255 F2d 697 Sutton Handle Factory v. National Labor Relations Board
255 F.2d 697
I. C. SUTTON HANDLE FACTORY, Petitioner,
NATIONAL LABOR RELATIONS BOARD, Respondent.
United States Court of Appeals Eighth Circuit.
June 11, 1958.
Rehearing Denied July 28, 1958.
Robert W. Cummins, Harrison, Ark., for petitioner.
Frederick U. Reel, Attorney, National Labor Relations Board, Washington, D. C. (Jerome D. Fenton, Gen. Counsel, Thomas J. McDermott, Assoc. Gen. Counsel, and Marcel Mallet-Prevost, Asst. Gen. Counsel, National Labor Relations Board, Washington, D. C., were with him on the brief), for respondent.
Before SANBORN, VOGEL and MATTHES, Circuit Judges.
SANBORN, Circuit Judge.
I. C. Sutton, Sr., doing business as I. C. Sutton Handle Factory, at Harrison, Arkansas, has petitioned this Court for the review and reversal of an order of the National Labor Relations Board, the practical effect of which is (1) to disable the petitioner from interfering in any way with the union affiliations and activities of his employees; (2) to require the reinstatement, with back pay, of Joe Hulsey, found by the Board to have been discriminatorily discharged; and (3) to post the usual notices.

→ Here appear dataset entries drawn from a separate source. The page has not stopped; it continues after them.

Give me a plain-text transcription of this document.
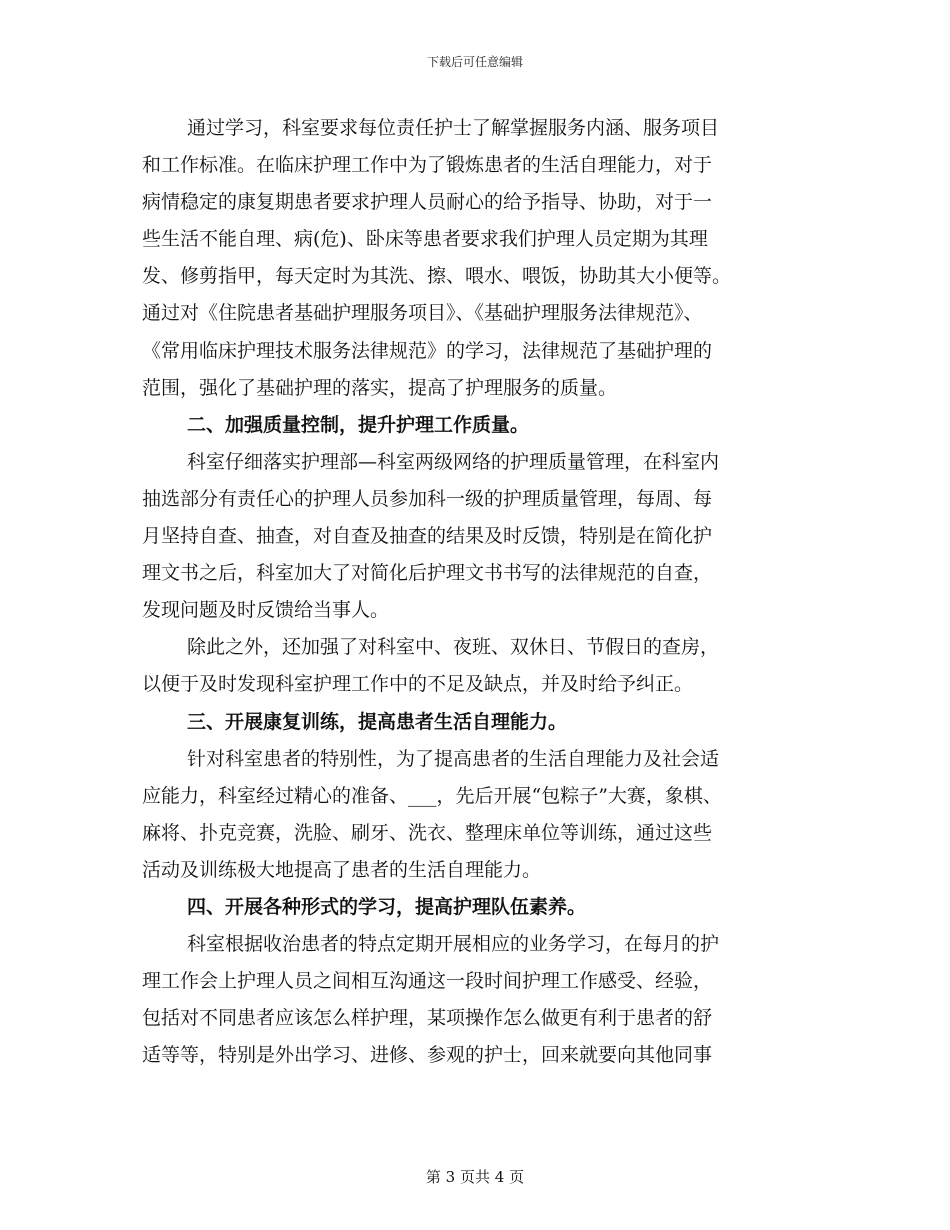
下载后可任意编辑
通过学习，科室要求每位责任护士了解掌握服务内涵、服务项目
和工作标准。在临床护理工作中为了锻炼患者的生活自理能力，对于
病情稳定的康复期患者要求护理人员耐心的给予指导、协助，对于一
些生活不能自理、病(危)、卧床等患者要求我们护理人员定期为其理
发、修剪指甲，每天定时为其洗、擦、喂水、喂饭，协助其大小便等。
通过对《住院患者基础护理服务项目》、《基础护理服务法律规范》、
《常用临床护理技术服务法律规范》的学习，法律规范了基础护理的
范围，强化了基础护理的落实，提高了护理服务的质量。
二、加强质量控制，提升护理工作质量。
科室仔细落实护理部—科室两级网络的护理质量管理，在科室内
抽选部分有责任心的护理人员参加科一级的护理质量管理，每周、每
月坚持自查、抽查，对自查及抽查的结果及时反馈，特别是在简化护
理文书之后，科室加大了对简化后护理文书书写的法律规范的自查，
发现问题及时反馈给当事人。
除此之外，还加强了对科室中、夜班、双休日、节假日的查房，
以便于及时发现科室护理工作中的不足及缺点，并及时给予纠正。
三、开展康复训练，提高患者生活自理能力。
针对科室患者的特别性，为了提高患者的生活自理能力及社会适
应能力，科室经过精心的准备、___，先后开展“包粽子”大赛，象棋、
麻将、扑克竞赛，洗脸、刷牙、洗衣、整理床单位等训练，通过这些
活动及训练极大地提高了患者的生活自理能力。
四、开展各种形式的学习，提高护理队伍素养。
科室根据收治患者的特点定期开展相应的业务学习，在每月的护
理工作会上护理人员之间相互沟通这一段时间护理工作感受、经验，
包括对不同患者应该怎么样护理，某项操作怎么做更有利于患者的舒
适等等，特别是外出学习、进修、参观的护士，回来就要向其他同事
第 3 页共 4 页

The petitioner asserts that there was no adequate evidentiary basis for the Board's findings and order. This the Board denies, and it asks that the order under review be enforced.
There is nothing unusual about this controversy. It falls within a familiar pattern, growing, as it does, out of things that were done and things that were said during a campaign started in the spring of 1956 by the United Brotherhood of Carpenters and Joiners of America, AFL-CIO, Local Union 2746, to organize the employees of the petitioner, among whom Joe Hulsey was the most active union advocate and proponent.
A detailed discussion of the evidence, with which the parties are entirely familiar and which can be of little interest to others, is unnecessary. It is enough to say that there was substantial evidence before the Board from which, in our opinion, it reasonably could infer that the petitioner was opposed to the unionization of his employee; that his supervisors at the plant asked questions of, and made remarks to, the employees, during the campaign, which were calculated to discourage and deter them from becoming members of the union; and that, at the very height of the union campaign, Joe Hulsey, on October 24, 1956, the day after he had mailed to the union a number of applications by employees for membership in the union, was discharged.
It is obvious to us that the questions whether the petitioner had, by interrogation, threats or otherwise, in violation of Section 8(a) (1) of the National Labor Relations Act as amended (61 Stat. 136, 29 U.S.C.A. § 151 et seq.), interfered with the rights of his employees to do as they pleased about joining or not joining the union, and whether, in violation of Section 8(a) (3) and (1) of the Act, the petitioner had discharged Joe Hulsey because of his union activities, were questions of fact for the Board, and are not questions of law for this Court.
The contention of the petitioner is that because his testimony that Hulsey was discharged "for visiting and interfering with others' work" was uncontradicted, the Board was precluded from finding that Hulsey's discharge was motivated by his union activities. The record shows that Hulsey had been employed by the petitioner for more than three years, and that during that time no complaints had been made about his work. We are satisfied that, from the circumstances surrounding Hulsey's discharge, the Board reasonably could infer that his separation from his employment just as the crucial stage in the campaign of the union to organize the petitioner's plant had been reached, was the proximate result of his union activities. The Board, as the trier of the facts, was not compelled to accept at its face value the testimony of the petitioner, a highly interested witness, even though it was uncontradicted. See and compare Noland v. Buffalo Insurance Co., 8 Cir., 181 F.2d 735, 738 and cases cited. The law applicable to cases such as this has been repeatedly stated in the decisions of this Court and of Courts of Appeals of the other Circuits. This case differs in no controlling respects from National Labor Relations Board v. Minnesota Mining & Manufacturing Co., 8 Cir., 179 F.2d 323; Coca-Cola Bottling Co. of St. Louis v. National Labor Relations Board, 8 Cir., 195 F.2d 955, and National Labor Relations Board v. Cold Spring Granite Co., 8 Cir., 208 F.2d 163.
We find nothing in the record which would justify a reversal of the order under review or a refusal by this Court to enforce it.
The request of the Board for the enforcement of its order is granted.